Я вслушивалась в каждое слово, цеплялась за интонации, за паузы. Если бы у меня был меч, я бы уже шла, не оглядываясь. Но здесь было важнее другое: слышать до конца, запомнить дословно, не сорваться раньше времени.
— Я… — Эдрик выдохнул отчаянно, — я не смогу. Я не такой.
— Ты — такой, каким тебе велят быть, пока на твоей матери — моя печать, — отрезал голос. — У тебя есть ночь. Завтра я жду знак. И ещё… — тень словно наклонилась, — забудь о слезах. Они тебе не к лицу. Ты должен быть полезным. А полезных — не жалеют. Свободен.
Кристалл в руках Эдрика моргнул тусклым светом, тень свернулась в себя, как пепел в вареве, и пропала.

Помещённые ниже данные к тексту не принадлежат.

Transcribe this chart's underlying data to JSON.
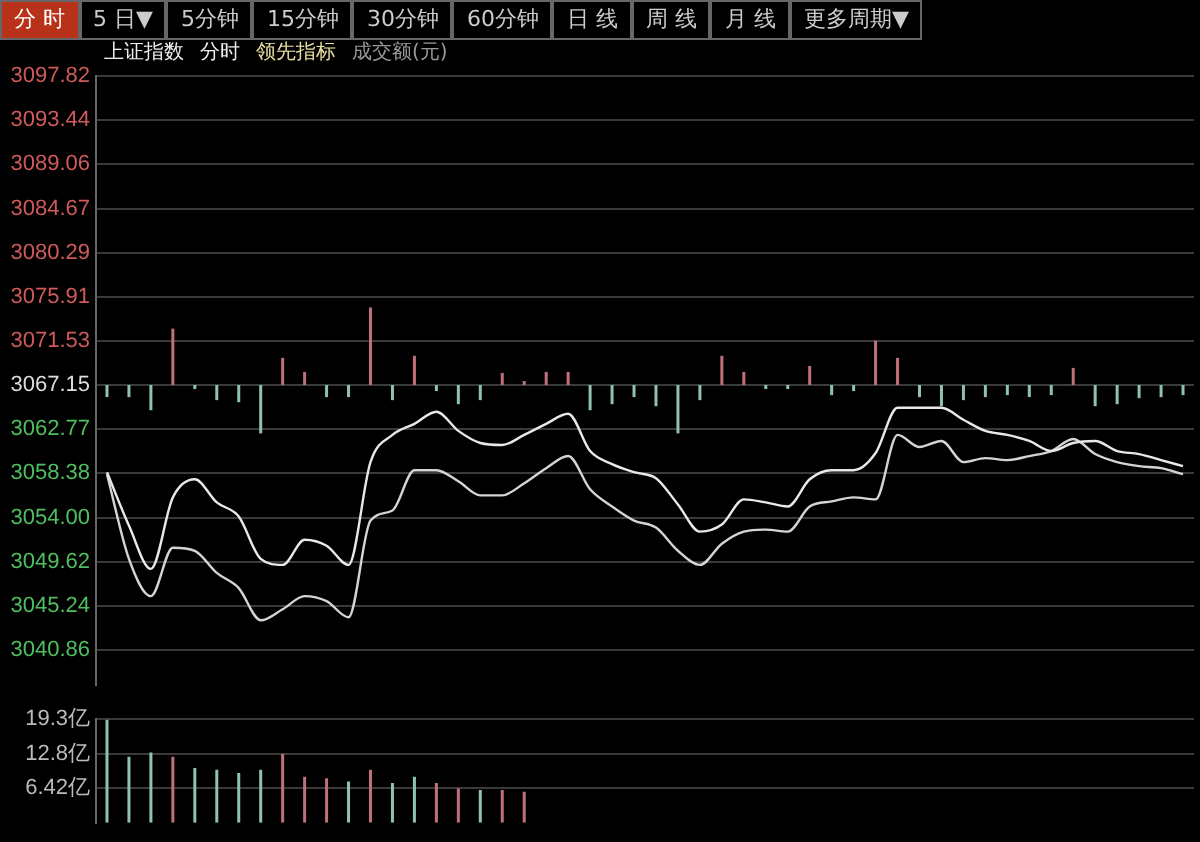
{
  "chart_data": [
    {
      "type": "other",
      "annotations": [
        "分 时",
        "5 日▼",
        "5分钟",
        "15分钟",
        "30分钟",
        "60分钟",
        "日 线",
        "周 线",
        "月 线",
        "更多周期▼"
      ]
    },
    {
      "type": "line",
      "annotations": [
        "上证指数",
        "分时",
        "领先指标",
        "成交额(元)"
      ],
      "marker": "none",
      "grid": "y",
      "categories": [
        null,
        null,
        null,
        null,
        null,
        null,
        null,
        null,
        null,
        null,
        null,
        null,
        null,
        null,
        null,
        null,
        null,
        null,
        null,
        null,
        null,
        null,
        null,
        null,
        null,
        null,
        null,
        null,
        null,
        null,
        null,
        null,
        null,
        null,
        null,
        null,
        null,
        null,
        null,
        null,
        null,
        null,
        null,
        null,
        null,
        null,
        null,
        null,
        null,
        null
      ],
      "ylim": [
        3037.4,
        3097.82
      ],
      "yticks": [
        3040.86,
        3045.24,
        3049.62,
        {
          "value": 3054,
          "label": "3054.00"
        },
        3058.38,
        3062.77,
        3067.15,
        3071.53,
        3075.91,
        3080.29,
        3084.67,
        3089.06,
        3093.44,
        3097.82
      ],
      "series": [
        {
          "type": "bar",
          "base": [
            3067.15,
            3067.15,
            3067.15,
            3067.15,
            3067.15,
            3067.15,
            3067.15,
            3067.15,
            3067.15,
            3067.15,
            3067.15,
            3067.15,
            3067.15,
            3067.15,
            3067.15,
            3067.15,
            3067.15,
            3067.15,
            3067.15,
            3067.15,
            3067.15,
            3067.15,
            3067.15,
            3067.15,
            3067.15,
            3067.15,
            3067.15,
            3067.15,
            3067.15,
            3067.15,
            3067.15,
            3067.15,
            3067.15,
            3067.15,
            3067.15,
            3067.15,
            3067.15,
            3067.15,
            3067.15,
            3067.15,
            3067.15,
            3067.15,
            3067.15,
            3067.15,
            3067.15,
            3067.15,
            3067.15,
            3067.15,
            3067.15,
            3067.15
          ],
          "values": [
            -1.2,
            -1.2,
            -2.5,
            5.6,
            -0.4,
            -1.5,
            -1.7,
            -4.8,
            2.7,
            1.3,
            -1.2,
            -1.2,
            7.7,
            -1.5,
            2.9,
            -0.6,
            -1.9,
            -1.5,
            1.2,
            0.4,
            1.3,
            1.3,
            -2.5,
            -1.9,
            -1.2,
            -2.1,
            -4.8,
            -1.5,
            2.9,
            1.3,
            -0.4,
            -0.4,
            1.9,
            -1.0,
            -0.6,
            4.4,
            2.7,
            -1.2,
            -2.1,
            -1.5,
            -1.2,
            -1.0,
            -1.2,
            -1.0,
            1.7,
            -2.1,
            -1.9,
            -1.3,
            -1.2,
            -1.0
          ],
          "colors": [
            "#8fc1b8",
            "#8fc1b8",
            "#8fc1b8",
            "#c0707a",
            "#8fc1b8",
            "#8fc1b8",
            "#8fc1b8",
            "#8fc1b8",
            "#c0707a",
            "#c0707a",
            "#8fc1b8",
            "#8fc1b8",
            "#c0707a",
            "#8fc1b8",
            "#c0707a",
            "#8fc1b8",
            "#8fc1b8",
            "#8fc1b8",
            "#c0707a",
            "#c0707a",
            "#c0707a",
            "#c0707a",
            "#8fc1b8",
            "#8fc1b8",
            "#8fc1b8",
            "#8fc1b8",
            "#8fc1b8",
            "#8fc1b8",
            "#c0707a",
            "#c0707a",
            "#8fc1b8",
            "#8fc1b8",
            "#c0707a",
            "#8fc1b8",
            "#8fc1b8",
            "#c0707a",
            "#c0707a",
            "#8fc1b8",
            "#8fc1b8",
            "#8fc1b8",
            "#8fc1b8",
            "#8fc1b8",
            "#8fc1b8",
            "#8fc1b8",
            "#c0707a",
            "#8fc1b8",
            "#8fc1b8",
            "#8fc1b8",
            "#8fc1b8",
            "#8fc1b8"
          ]
        },
        {
          "color": "#e8e8e8",
          "values": [
            3058.5,
            3053.2,
            3048.9,
            3056.0,
            3057.8,
            3055.5,
            3054.1,
            3049.9,
            3049.3,
            3051.8,
            3051.2,
            3049.3,
            3059.5,
            3062.2,
            3063.3,
            3064.5,
            3062.6,
            3061.4,
            3061.2,
            3062.2,
            3063.3,
            3064.3,
            3060.6,
            3059.3,
            3058.5,
            3057.9,
            3055.3,
            3052.6,
            3053.3,
            3055.8,
            3055.5,
            3055.1,
            3057.8,
            3058.7,
            3058.7,
            3060.4,
            3064.9,
            3064.9,
            3064.9,
            3063.7,
            3062.6,
            3062.2,
            3061.6,
            3060.6,
            3061.4,
            3061.6,
            3060.6,
            3060.3,
            3059.7,
            3059.1
          ]
        },
        {
          "color": "#d4d4d4",
          "values": [
            3058.3,
            3049.9,
            3046.2,
            3051.0,
            3050.7,
            3048.5,
            3047.0,
            3043.8,
            3044.9,
            3046.2,
            3045.7,
            3044.1,
            3053.7,
            3054.7,
            3058.7,
            3058.7,
            3057.6,
            3056.2,
            3056.2,
            3057.4,
            3058.9,
            3060.1,
            3056.8,
            3055.1,
            3053.7,
            3053.0,
            3050.7,
            3049.3,
            3051.4,
            3052.6,
            3052.8,
            3052.6,
            3055.1,
            3055.6,
            3056.0,
            3055.8,
            3062.2,
            3061.0,
            3061.6,
            3059.5,
            3059.9,
            3059.7,
            3060.1,
            3060.6,
            3061.8,
            3060.3,
            3059.5,
            3059.1,
            3058.9,
            3058.3
          ]
        }
      ]
    },
    {
      "type": "bar",
      "grid": "y",
      "categories": [
        null,
        null,
        null,
        null,
        null,
        null,
        null,
        null,
        null,
        null,
        null,
        null,
        null,
        null,
        null,
        null,
        null,
        null,
        null,
        null,
        null,
        null,
        null,
        null,
        null,
        null,
        null,
        null,
        null,
        null,
        null,
        null,
        null,
        null,
        null,
        null,
        null,
        null,
        null,
        null,
        null,
        null,
        null,
        null,
        null,
        null,
        null,
        null,
        null,
        null
      ],
      "ylim": [
        0,
        19.3
      ],
      "yticks": [
        {
          "value": 6.42,
          "label": "6.42亿"
        },
        {
          "value": 12.8,
          "label": "12.8亿"
        },
        {
          "value": 19.3,
          "label": "19.3亿"
        }
      ],
      "values": [
        19.2,
        12.3,
        13.1,
        12.3,
        10.2,
        9.9,
        9.3,
        9.9,
        12.8,
        8.6,
        8.3,
        7.7,
        9.9,
        7.4,
        8.6,
        7.4,
        6.4,
        6.1,
        6.1,
        5.8,
        null,
        null,
        null,
        null,
        null,
        null,
        null,
        null,
        null,
        null,
        null,
        null,
        null,
        null,
        null,
        null,
        null,
        null,
        null,
        null,
        null,
        null,
        null,
        null,
        null,
        null,
        null,
        null,
        null,
        null
      ],
      "colors": [
        "#8fc1b8",
        "#8fc1b8",
        "#8fc1b8",
        "#c0707a",
        "#8fc1b8",
        "#8fc1b8",
        "#8fc1b8",
        "#8fc1b8",
        "#c0707a",
        "#c0707a",
        "#c0707a",
        "#8fc1b8",
        "#c0707a",
        "#8fc1b8",
        "#8fc1b8",
        "#c0707a",
        "#c0707a",
        "#8fc1b8",
        "#c0707a",
        "#c0707a",
        "#8fc1b8",
        "#8fc1b8",
        "#8fc1b8",
        "#8fc1b8",
        "#8fc1b8",
        "#8fc1b8",
        "#8fc1b8",
        "#8fc1b8",
        "#8fc1b8",
        "#8fc1b8",
        "#8fc1b8",
        "#8fc1b8",
        "#8fc1b8",
        "#8fc1b8",
        "#8fc1b8",
        "#8fc1b8",
        "#8fc1b8",
        "#8fc1b8",
        "#8fc1b8",
        "#8fc1b8",
        "#8fc1b8",
        "#8fc1b8",
        "#8fc1b8",
        "#8fc1b8",
        "#8fc1b8",
        "#8fc1b8",
        "#8fc1b8",
        "#8fc1b8",
        "#8fc1b8",
        "#8fc1b8"
      ]
    }
  ]
}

Сад снова зашевелился своим, нормальным шумом. Эдрик стоял на месте, словно его прибили к земле. Потом всхлипнул — коротко, зло — и, сунув кристалл в карман, пошёл прочь, утирая рукавом глаза.
Я осталась в тени, считая удары сердца и заново собирая себя по косточкам. «Мёртв». Это слово стучало в висках и не становилось ни легче, ни правдивее от повторения. Ложь? Манипуляция? Или… или действительно?
«Дыши», — повторила я в пустоту. «Ты нужна детям. Ты нужна дому. Паника — роскошь, которую себе ты можешь позволить после».
Я поднялась с травы, отряхнула ладони, ещё раз положила руку на живот. Малыш шевельнулся — или мне показалось. Я тихо кивнула самой себе: «Я здесь». А значит буду делать то, что должна.
Эдрик уже исчез между деревьями. Я выбралась на дорожку и пошла к дому — быстро, но не бегом. Нельзя шуметь, когда на тебя охотятся тени. Я знала, что буду делать. Кайонел — сначала он. Мы проверим посты, людей, кристаллы, переписку. Решим, что делать с Эдриком. Олексион, как только вернётся, всё узнает и перекроет лишние ходы. Мария позаботиться о школе и обучении.
А сейчас мне нужно было одно: дойти до дома, выпить стакан воды и не дать страху поглотить меня.